Serglycin gene showed a positive correlation with CD45 expression. Researchers suggested that
serglycin is a crucial factor to promote tumorigenesis in different types of cancer. It is found in the tumour cells phenotype and indicates poor prognosis for disease progression.
Serglycin functions as an intracellular proteoglycan, but also secreted in the extracellular matrix by tumour cells altering cell properties, oncogenic signalling, and exosomes cargo.
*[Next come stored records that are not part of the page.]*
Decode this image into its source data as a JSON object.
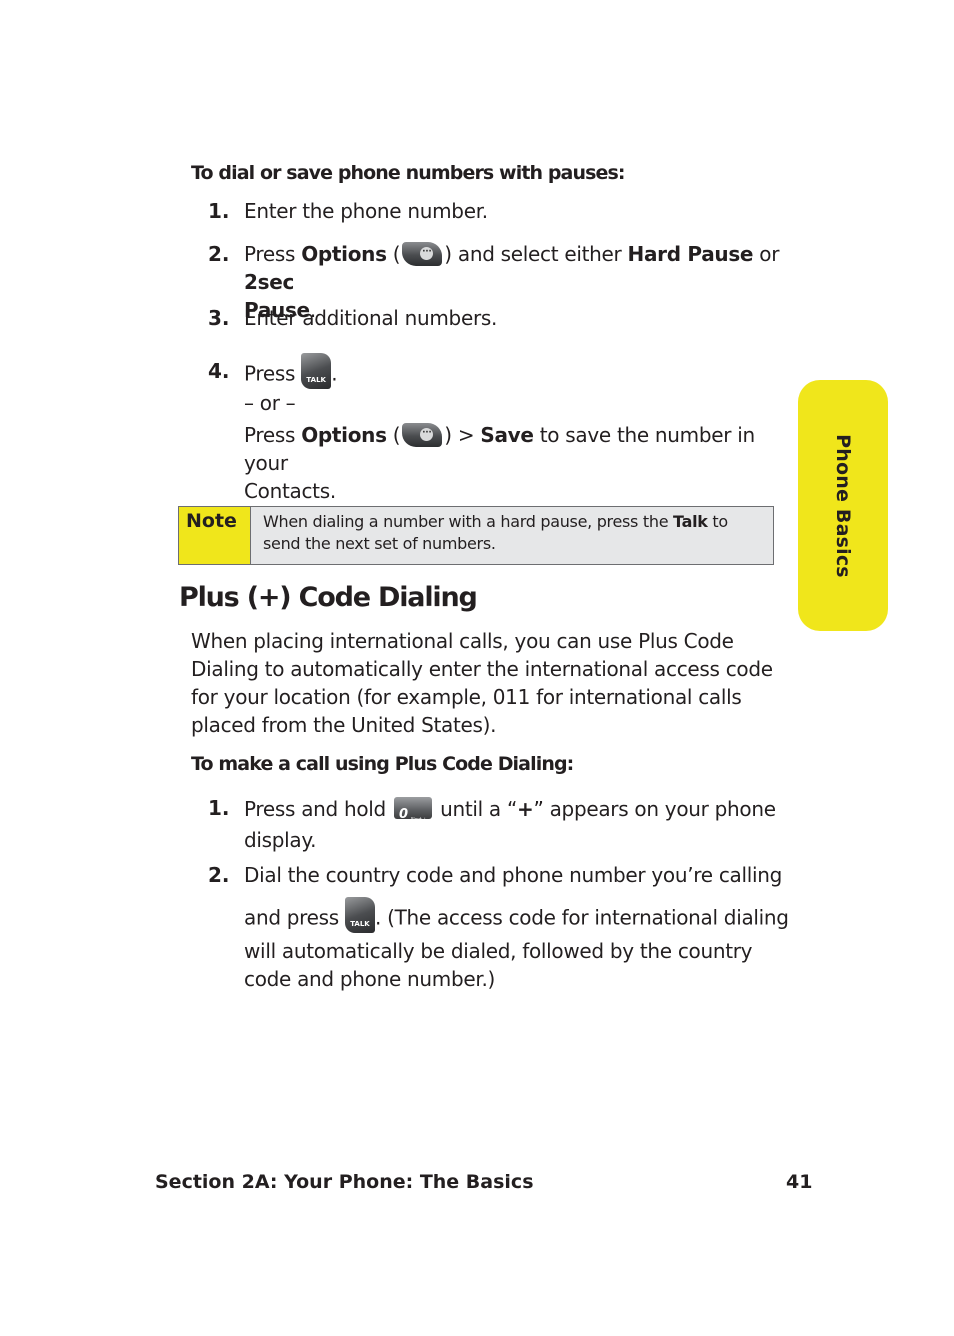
{
  "section1": {
    "subhead": "To dial or save phone numbers with pauses:",
    "steps": [
      {
        "num": "1.",
        "text": "Enter the phone number."
      },
      {
        "num": "2.",
        "pre": "Press ",
        "bold1": "Options",
        "mid1": " (",
        "mid2": ") and select either ",
        "bold2": "Hard Pause",
        "mid3": " or ",
        "bold3": "2sec",
        "bold4": "Pause",
        "end": "."
      },
      {
        "num": "3.",
        "text": "Enter additional numbers."
      },
      {
        "num": "4.",
        "pre": "Press ",
        "end": ".",
        "or": "– or –",
        "alt_pre": "Press ",
        "alt_bold1": "Options",
        "alt_mid1": " (",
        "alt_mid2": ") > ",
        "alt_bold2": "Save",
        "alt_end1": " to save the number in your",
        "alt_end2": "Contacts."
      }
    ]
  },
  "note": {
    "label": "Note",
    "text_pre": "When dialing a number with a hard pause, press the ",
    "text_bold": "Talk",
    "text_post": " to",
    "text_line2": "send the next set of numbers."
  },
  "section2": {
    "heading": "Plus (+) Code Dialing",
    "paragraph": [
      "When placing international calls, you can use Plus Code",
      "Dialing to automatically enter the international access code",
      "for your location (for example, 011 for international calls",
      "placed from the United States)."
    ],
    "subhead": "To make a call using Plus Code Dialing:",
    "steps": [
      {
        "num": "1.",
        "pre": "Press and hold ",
        "mid": " until a “",
        "bold": "+",
        "post": "” appears on your phone",
        "line2": "display."
      },
      {
        "num": "2.",
        "line1": "Dial the country code and phone number you’re calling",
        "pre2": "and press ",
        "post2": ". (The access code for international dialing",
        "line3": "will automatically be dialed, followed by the country",
        "line4": "code and phone number.)"
      }
    ]
  },
  "keys": {
    "options_glyph": "···",
    "talk_label": "TALK",
    "zero_label": "0",
    "zero_sub": "Next +"
  },
  "side_tab": {
    "label": "Phone Basics",
    "color": "#f0e61b"
  },
  "footer": {
    "section": "Section 2A: Your Phone: The Basics",
    "page": "41"
  }
}
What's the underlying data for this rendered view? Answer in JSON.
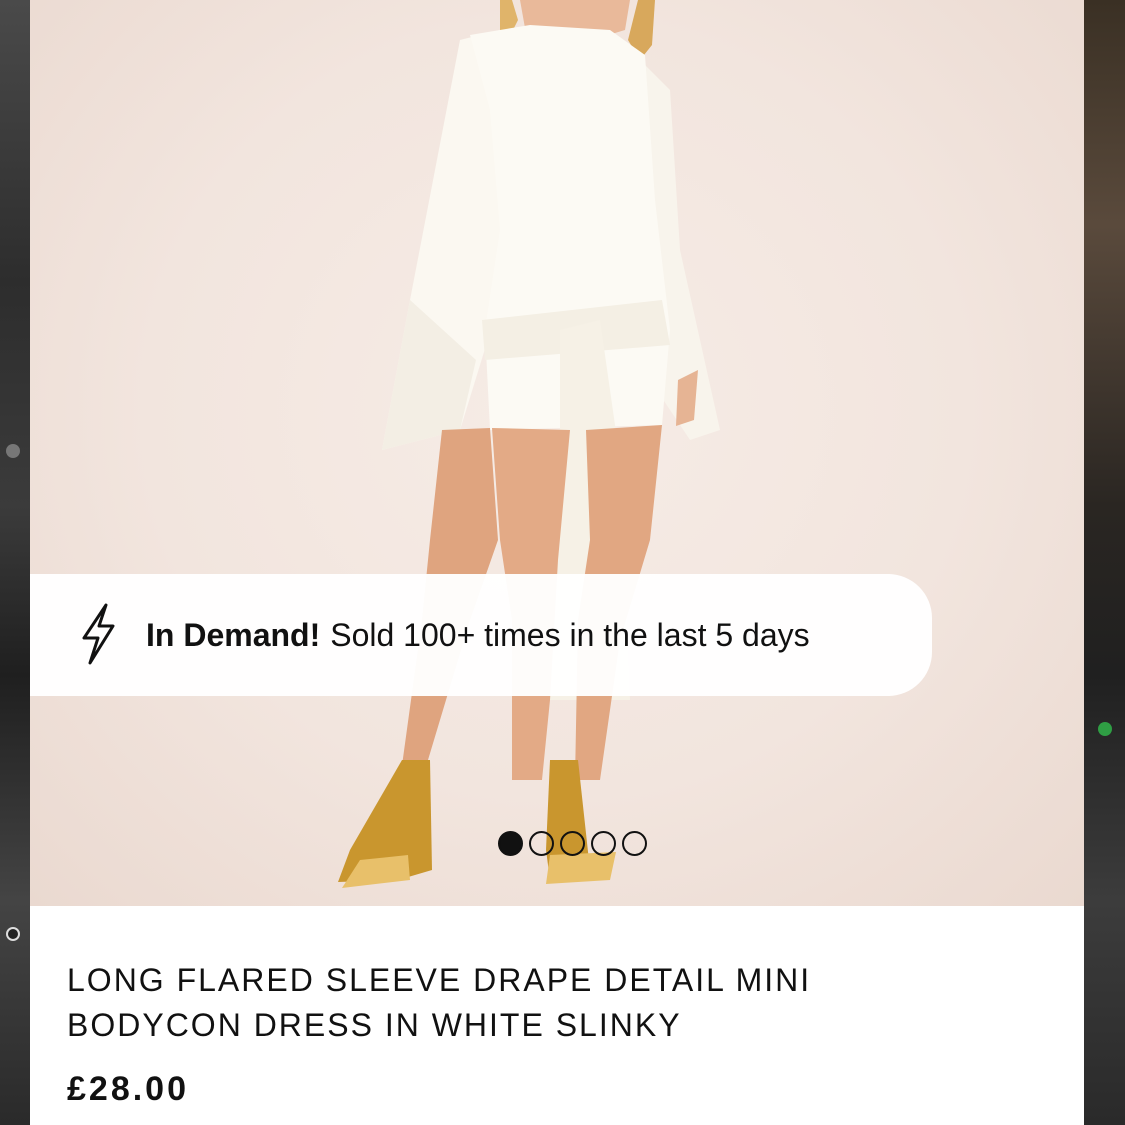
{
  "badge": {
    "icon": "lightning-bolt-icon",
    "strong": "In Demand!",
    "text": "Sold 100+ times in the last 5 days"
  },
  "carousel": {
    "count": 5,
    "active_index": 0
  },
  "product": {
    "title": "LONG FLARED SLEEVE DRAPE DETAIL MINI BODYCON DRESS IN WHITE SLINKY",
    "price": "£28.00"
  },
  "colors": {
    "background": "#f2e5de",
    "text": "#111111",
    "dress": "#fbf8f1",
    "sandals": "#c9962e"
  }
}
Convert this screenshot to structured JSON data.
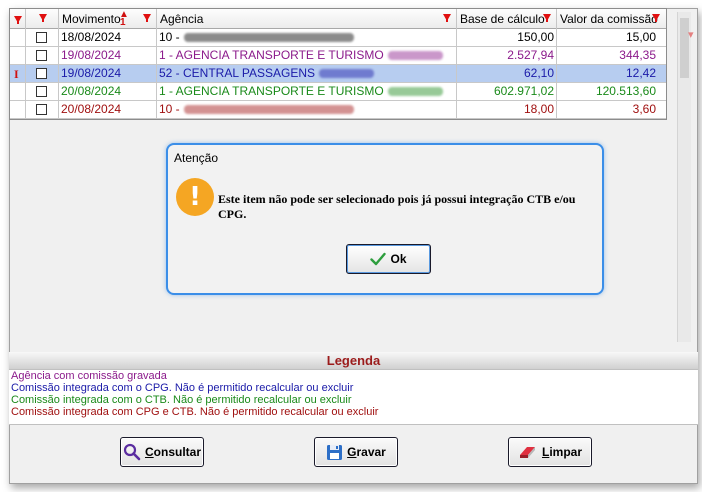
{
  "grid": {
    "columns": [
      {
        "key": "check",
        "label": ""
      },
      {
        "key": "movimento",
        "label": "Movimento",
        "sort_indicator": "1"
      },
      {
        "key": "agencia",
        "label": "Agência"
      },
      {
        "key": "base",
        "label": "Base de cálculo"
      },
      {
        "key": "comissao",
        "label": "Valor da comissão"
      }
    ],
    "rows": [
      {
        "date": "18/08/2024",
        "agencia": "10 -",
        "base": "150,00",
        "comissao": "15,00",
        "color": "#000000",
        "selected": false
      },
      {
        "date": "19/08/2024",
        "agencia": "1 - AGENCIA TRANSPORTE E TURISMO",
        "base": "2.527,94",
        "comissao": "344,35",
        "color": "#8b1a8b",
        "selected": false
      },
      {
        "date": "19/08/2024",
        "agencia": "52 - CENTRAL PASSAGENS",
        "base": "62,10",
        "comissao": "12,42",
        "color": "#1a1aa8",
        "selected": true,
        "indicator": "I"
      },
      {
        "date": "20/08/2024",
        "agencia": "1 - AGENCIA TRANSPORTE E TURISMO",
        "base": "602.971,02",
        "comissao": "120.513,60",
        "color": "#1a8a1a",
        "selected": false
      },
      {
        "date": "20/08/2024",
        "agencia": "10 -",
        "base": "18,00",
        "comissao": "3,60",
        "color": "#a01010",
        "selected": false
      }
    ]
  },
  "legend": {
    "title": "Legenda",
    "items": [
      {
        "text": "Agência com comissão gravada",
        "color": "#8b1a8b"
      },
      {
        "text": "Comissão integrada com o CPG. Não é permitido recalcular ou excluir",
        "color": "#1a1aa8"
      },
      {
        "text": "Comissão integrada com o CTB. Não é permitido recalcular ou excluir",
        "color": "#1a8a1a"
      },
      {
        "text": "Comissão integrada com CPG e CTB. Não é permitido recalcular ou excluir",
        "color": "#a01010"
      }
    ]
  },
  "buttons": {
    "consultar": {
      "label_first": "C",
      "label_rest": "onsultar",
      "icon": "magnifier-icon"
    },
    "gravar": {
      "label_first": "G",
      "label_rest": "ravar",
      "icon": "floppy-disk-icon"
    },
    "limpar": {
      "label_first": "L",
      "label_rest": "impar",
      "icon": "eraser-icon"
    }
  },
  "dialog": {
    "title": "Atenção",
    "icon_glyph": "!",
    "message": "Este item não pode ser selecionado pois já possui integração CTB e/ou CPG.",
    "ok_first": "O",
    "ok_rest": "k"
  },
  "colors": {
    "accent": "#3b8ee8",
    "warning": "#f5a623",
    "filter": "#e01010",
    "selection": "#b7cdf0"
  }
}
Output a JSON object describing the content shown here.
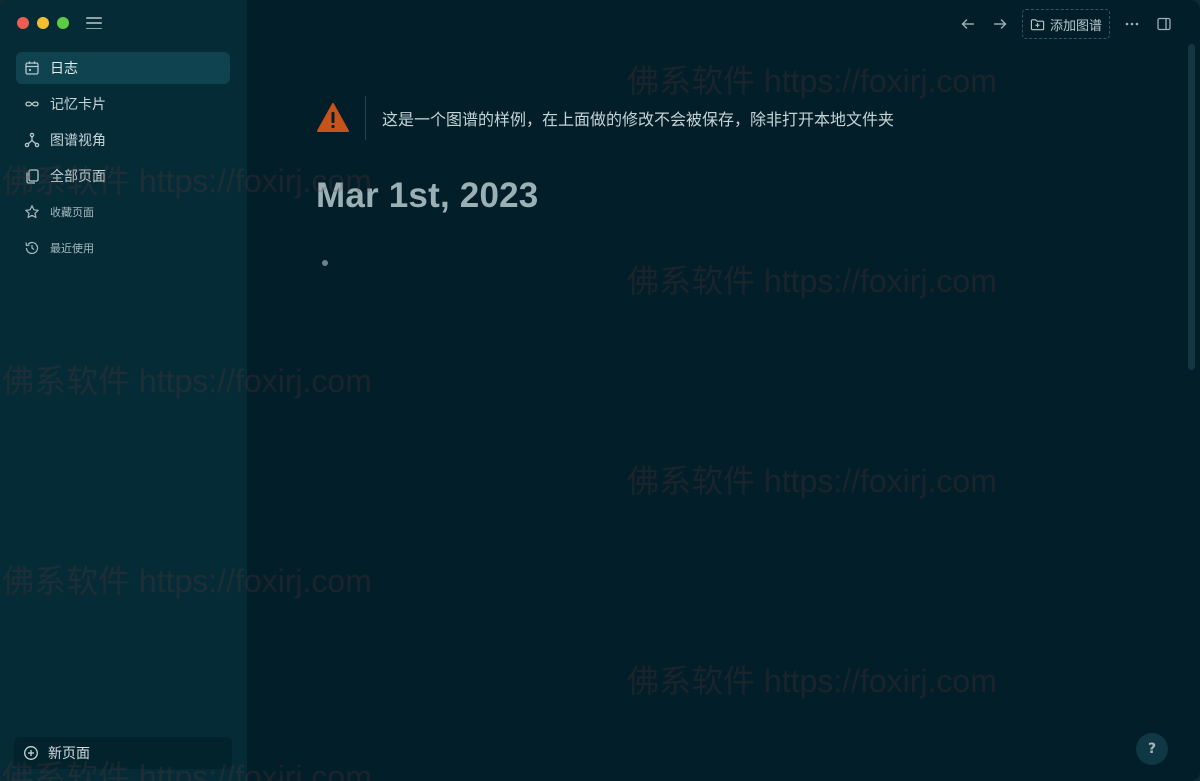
{
  "sidebar": {
    "items": [
      {
        "label": "日志",
        "icon": "calendar-icon"
      },
      {
        "label": "记忆卡片",
        "icon": "infinity-icon"
      },
      {
        "label": "图谱视角",
        "icon": "graph-icon"
      },
      {
        "label": "全部页面",
        "icon": "pages-icon"
      },
      {
        "label": "收藏页面",
        "icon": "star-icon"
      },
      {
        "label": "最近使用",
        "icon": "history-icon"
      }
    ],
    "new_page_label": "新页面"
  },
  "toolbar": {
    "add_graph_label": "添加图谱"
  },
  "main": {
    "warning_text": "这是一个图谱的样例，在上面做的修改不会被保存，除非打开本地文件夹",
    "page_title": "Mar 1st, 2023"
  },
  "help_label": "?",
  "watermark": "佛系软件 https://foxirj.com",
  "colors": {
    "warning": "#c6531b",
    "active_nav": "#0f4350"
  }
}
Serglycin directly interacts with CD44 in addition to its correlation with CD45, and perhaps other cell surface receptors including integrins, inducing cell adhesion and signalling.
Serglycin also generates a pro-inflammatory and pro-angiogenic tumour microenvironment by monitoring the secretion of proteolytic enzymes, IL-8, TGFβ2, CCL2, VEGF, and HGF. Therefore,
serglycin stimulates multiple signalling cascades that initiate angiogenesis, tumour cell growth, epithelial to mesenchymal transition, cancer cell stemness, and metastasis. The interference with the tumorigenic functions of
serglycin emerges as an attractive prospect to target malignancies [
27]. Taken together, association between CD45 expression and
serglycin suggests the importance involvement of CD45 to support the
serglycin tumorigenesis activity. This should be further explored and validated as a therapeutic target.